La Fédération nationale des promoteurs immobiliers (FNPI) s’est réunie pour parler de l’état du marché le 12 février dernier. Le bilan est alarmant et les chiffres parlent d’eux même. La production a chuté de 51% depuis 2011. En 2018, on déplore un recul de 35% des mises en chantier. Le secteur immobilier, censé être une locomotive économique, va mal. A l’origine de cette décadence, la solvabilité des ménages, le pouvoir d’achat en berne, et la taxation foncière conséquente, entre autres causes.
Des taxes qui pèsent
« Le secteur est passé par plusieurs crises différentes : crise du foncier, des autorisations, du pouvoir d’achat, des produits bancaires, des plans d’aménagements », énumère le vice-président de la Fédération nationale des promoteurs immobiliers (FNPI), Rachid Khayatey. Pour lui, la principale épine dans le pied des promoteurs est la taxation. L’augmentation des frais de la conservation foncière et le raccordement des domiciles aux réseaux téléphoniques et électriques représentent des « coûts considérables » pour les acteurs du secteur immobilier. Depuis 2012, année marquant le début de la crise immobilière, l’administration publique a décidé de faire passer les droits d’enregistrement de 3 à 4%. Les droits de mutation et de propriétés sont eux passés de 1 à 1,5%.
« Les promoteurs ont déployé de nombreux efforts pour arriver à un prix optimal. En se conformant aux standards internationaux, et en se comparant au reste du monde, il faut savoir que le Maroc possède les offres parmi les plus alléchantes. Mais maintenant, il y a de nombreuses taxes qui ont été greffées. Aujourd’hui, le coût de viabilisation d’un terrain (raccord à l’eau, téléphone, électricité, NDLR) par un promoteur est aussi cher, voire moins, que les taxes associées à ce terrain », déplore Rachid Khayatey. Ce niveau de taxation est rédhibitoire pour les promoteurs souhaitant investir et développer des parcs immobiliers, en raison de rendements moins intéressants qu’auparavant, assure-t-on du côté de la FNPI.
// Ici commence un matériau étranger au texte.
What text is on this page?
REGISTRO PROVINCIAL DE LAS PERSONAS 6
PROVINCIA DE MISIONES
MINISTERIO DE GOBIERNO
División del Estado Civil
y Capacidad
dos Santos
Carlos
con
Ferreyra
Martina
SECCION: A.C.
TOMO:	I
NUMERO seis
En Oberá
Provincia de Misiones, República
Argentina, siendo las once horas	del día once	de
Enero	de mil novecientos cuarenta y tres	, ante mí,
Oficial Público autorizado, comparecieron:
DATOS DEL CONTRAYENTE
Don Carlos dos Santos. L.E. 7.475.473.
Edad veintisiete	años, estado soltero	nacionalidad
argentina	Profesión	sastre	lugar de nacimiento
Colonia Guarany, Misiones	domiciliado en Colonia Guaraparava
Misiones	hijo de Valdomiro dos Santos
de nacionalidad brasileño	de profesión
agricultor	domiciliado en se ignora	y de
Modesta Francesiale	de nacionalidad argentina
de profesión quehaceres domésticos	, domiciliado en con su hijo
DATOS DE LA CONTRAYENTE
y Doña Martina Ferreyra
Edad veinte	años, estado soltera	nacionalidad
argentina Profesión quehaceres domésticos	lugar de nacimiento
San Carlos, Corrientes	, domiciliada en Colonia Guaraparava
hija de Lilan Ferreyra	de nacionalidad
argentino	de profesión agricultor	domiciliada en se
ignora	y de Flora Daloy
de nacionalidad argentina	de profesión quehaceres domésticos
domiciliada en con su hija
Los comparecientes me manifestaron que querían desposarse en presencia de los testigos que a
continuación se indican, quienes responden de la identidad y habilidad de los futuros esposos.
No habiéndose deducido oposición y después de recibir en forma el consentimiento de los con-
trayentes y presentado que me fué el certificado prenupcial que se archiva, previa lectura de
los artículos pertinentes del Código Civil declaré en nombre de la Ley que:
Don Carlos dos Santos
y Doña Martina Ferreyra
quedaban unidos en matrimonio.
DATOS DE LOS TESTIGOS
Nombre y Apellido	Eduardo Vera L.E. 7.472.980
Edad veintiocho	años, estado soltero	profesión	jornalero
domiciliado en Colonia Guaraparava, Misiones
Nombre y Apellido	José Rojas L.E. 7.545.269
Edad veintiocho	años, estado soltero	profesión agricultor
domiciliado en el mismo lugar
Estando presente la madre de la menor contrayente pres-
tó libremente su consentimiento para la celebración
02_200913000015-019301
Décalage entre l’offre et la demande
A l’heure actuelle, les promoteurs immobiliers sont devant une impasse. « Le pouvoir d’achat n’est pas au mieux. L’Etat, au lieu de nous aider à mieux faire correspondre l’offre et la demande, nous a surtaxés. Donc on ne peut plus baisser les prix », dénonce le vice-président de la FNPI.
Actuellement, on note un déficit de 400.000 logements par an. Ce déficit s’accentue de 200.000 logements par an au gré des intégrations au marché du travail. Qui plus est, il existe une inadéquation entre les besoins des citoyens et les caractéristiques des offres proposées en termes de finitions, prix, équipements et emplacements, souligne la FNPI. L’écart entre l’offre et la demande pourrait économiquement signifier que les prix sont tirés vers le haut. Or, il n’en est rien. Les cours suivent en effet une tendance baissière.
Pour Mustapha Allali, vice-président de la commission communication et relations internationales à la FNPI, le souci concerne également la compréhension des besoins des citoyens. « Pour être clair, le marocain ne trouve pas chaussure à son pied. On a un logement économique en périphérie, éloigné des zones d’activités économiques. Le Marocain de la classe moyenne ne peut pas se contenter du logement social, mais il ne peut pas accéder au haut standing non plus », nous explique-t-il.
La crise actuelle du logement est aussi liée à un « manque crucial de politique urbaine ». Elle s’explique également par l’émergence d’une catégorie « non solvable », selon Rachid Khayatey. Le manque de moyens de financement adaptés n’y est pas étranger. « Les banques ont beaucoup compté sur la solidarité familiale. Quand le fils achète, la sœur, le père, la mère participent également et cofinancent le bien. Les banques n’ont donc pas développé assez de plans d’accès à la propriété, ni de livrets d’épargne logement, de crédit à taux zéro, etc. Au Maroc, ces produits financiers sont inexistants », nous apprend le vice-président de la FNPI.
Les prix ne se sont donc pas envolés, car le pouvoir d’achat des ménages, ainsi que leurs aptitudes à trouver des financements ne suivent pas. En effet, la dotation des crédits est au ralenti : +3,6% en 2018 contre +3,9% l’année d’avant. « Ces derniers restent également plus onéreux (5%) que dans certains pays d’Europe où le taux d’intérêt est à moins de 2% parfois », conclut Rachid Khayatey.